La Nigeria ha confermato fino a data da stabilirsi la chiusura delle sue frontiere terrestri con Benin, Niger, Ciad e Camerun. Motivo: limitare l’importazione di riso e il contrabbando. La chiusura è stata imposta il 19 agosto scorso e sta creando enormi problemi in Nigeria e nei quattro Paesi confinanti, a cominciare da una forte inflazione dei prezzi delle materie prime. In Nigeria ora tutti i prodotti devono essere importati attraverso il porto di Lagos (nella foto), che è noto per l’inefficienza e la corruzione dilagante dei suoi gestori.

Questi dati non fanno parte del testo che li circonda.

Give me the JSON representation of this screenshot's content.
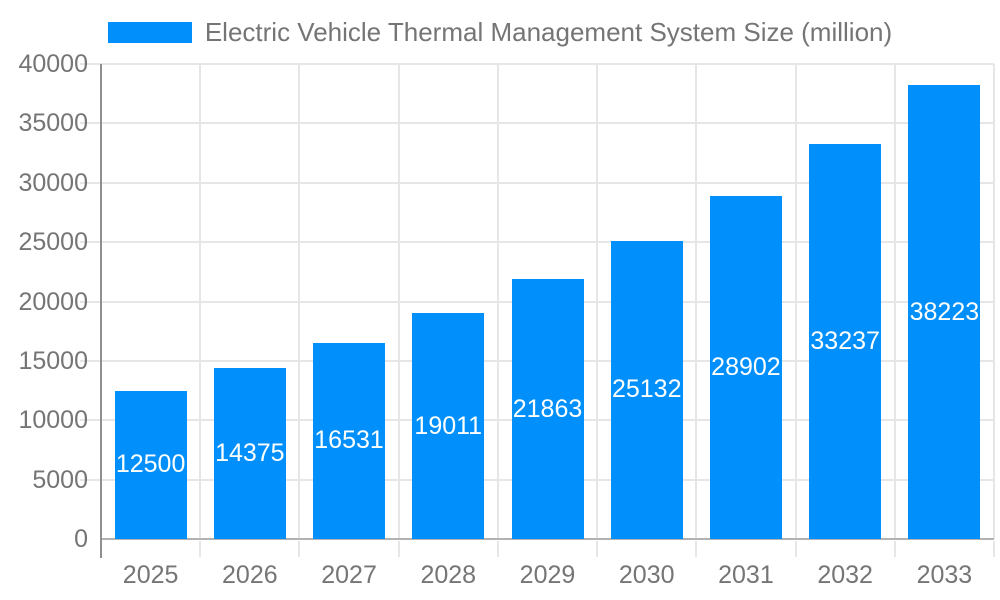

In Nigeria il prezzo del riso è aumentato del 30%, creando un grave malcontento popolare. L’inflazione è salita all’11,24% lo scorso settembre dopo tre mesi consecutivi di ribassi, contro il risultato di agosto che si attestava all’11,02%, la cifra più bassa degli ultimi quattro anni.
Il Paese che soffre di più per la chiusura delle frontiere è il Benin, che ha un’economia fortemente dipendente dal vicino gigante nigeriano. Le autorità beninesi hanno definito la decisione del presidente nigeriano Buhari catastrofica e anche all’interno del Paese francofono c’è forte malcontento, aggravato dal fatto che il presidente Talon è contestato anche per le ultime elezioni vinte dopo aver messo fuori gioco i partiti di opposizione.
Ma, soprattutto, la decisione della Nigeria di chiudere le frontiere è una sorta di paradosso di un Paese che, sebbene firmatario dell’accordo per l’istituzione di un’Area di libero scambio continentale, avvia una strategia protezionista che va nella direzione esattamente opposta.